T-Cell Responses in Adults During Natural Respiratory Syncytial Virus Infection

BACKGROUND: The pathogenesis of respiratory syncytial virus (RSV) in older adults may be due to age-related T-cell immunosenescence. Thus, we evaluated CD4 and CD8 T-cell responses during RSV infection in adults across the age spectrum. METHODS: Peripheral blood mononuclear cells collected during RSV infection in adults, age 26–96 years, were stimulated with live RSV and peptide pools representing F, M, NP, and G proteins and analyzed by flow cytometry. RESULTS: There were no significant age-related differences in frequency of CD4(+) T cells synthesizing interferon (IFN)γ, interleukin (IL)2, IL4, IL10, or tumor necrosis factor (TNF)α or in CD8(+)IFNγ(+) T cells. IL4(+)CD4(+) T-cell numbers were low, as were IL13 and IL17 responses.

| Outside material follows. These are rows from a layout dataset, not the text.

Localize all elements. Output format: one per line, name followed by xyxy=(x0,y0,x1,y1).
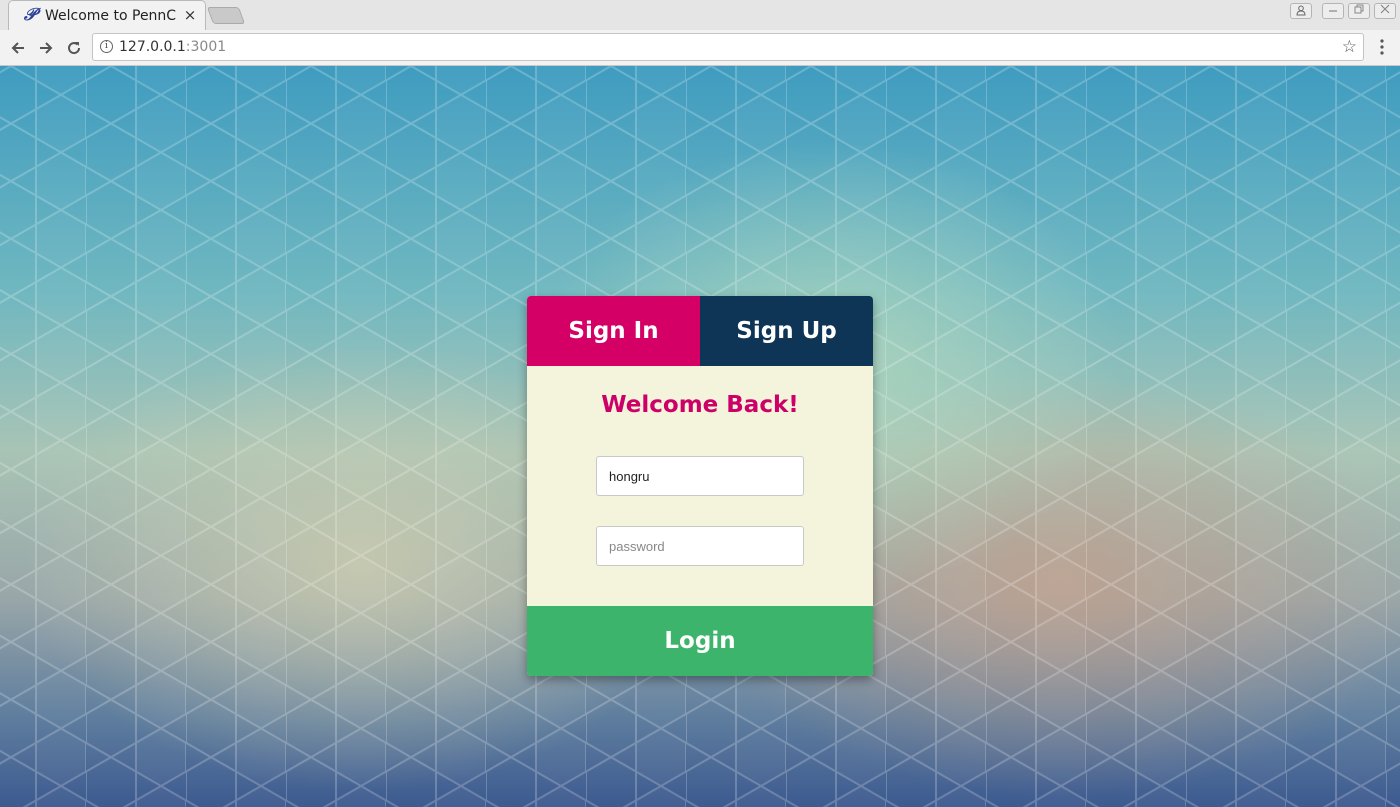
restore-window-icon[interactable] xyxy=(1348,3,1370,19)
url-host: 127.0.0.1 xyxy=(119,39,186,55)
bookmark-star-icon[interactable]: ☆ xyxy=(1342,37,1357,57)
url-port: :3001 xyxy=(185,39,227,55)
browser-toolbar: i 127.0.0.1:3001 ☆ xyxy=(0,30,1400,66)
password-input[interactable] xyxy=(596,526,804,566)
reload-icon[interactable] xyxy=(63,37,85,59)
login-button[interactable]: Login xyxy=(527,606,873,676)
minimize-window-icon[interactable] xyxy=(1322,3,1344,19)
profile-icon[interactable] xyxy=(1290,3,1312,19)
site-favicon-icon: 𝒫 xyxy=(23,5,37,25)
tab-sign-in[interactable]: Sign In xyxy=(527,296,700,366)
kebab-menu-icon[interactable] xyxy=(1374,36,1390,58)
info-icon[interactable]: i xyxy=(100,40,113,53)
browser-tab[interactable]: 𝒫 Welcome to PennCl × xyxy=(8,0,206,30)
back-arrow-icon[interactable] xyxy=(7,37,29,59)
welcome-heading: Welcome Back! xyxy=(601,392,799,418)
forward-arrow-icon[interactable] xyxy=(35,37,57,59)
username-input[interactable] xyxy=(596,456,804,496)
page-background: Sign In Sign Up Welcome Back! Login xyxy=(0,66,1400,807)
close-window-icon[interactable] xyxy=(1374,3,1396,19)
tab-title: Welcome to PennCl xyxy=(45,8,177,24)
url-text: 127.0.0.1:3001 xyxy=(119,39,226,56)
tab-sign-up[interactable]: Sign Up xyxy=(700,296,873,366)
auth-card: Sign In Sign Up Welcome Back! Login xyxy=(527,296,873,676)
new-tab-button[interactable] xyxy=(206,7,246,24)
address-bar[interactable]: i 127.0.0.1:3001 ☆ xyxy=(92,33,1364,61)
close-tab-icon[interactable]: × xyxy=(183,6,197,24)
browser-tabstrip: 𝒫 Welcome to PennCl × xyxy=(0,0,1400,30)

However, in univariate analysis, CD4 T-cell IFNγ, IL2, IL4, IL10, and TNFα responses and CD8(+)IFNγ(+) T cells were significantly increased with more severe illness requiring hospitalization. In multivariate analysis, viral load was also associated with increased T-cell responses. CONCLUSIONS: We found no evidence of diminished RSV-specific CD4 or CD8 T-cell responses in adults infected with RSV. However, adults with severe disease seemed to have more robust CD4 and CD8 T-cell responses during infection, suggesting that disease severity may have a greater association with T-cell responses than age.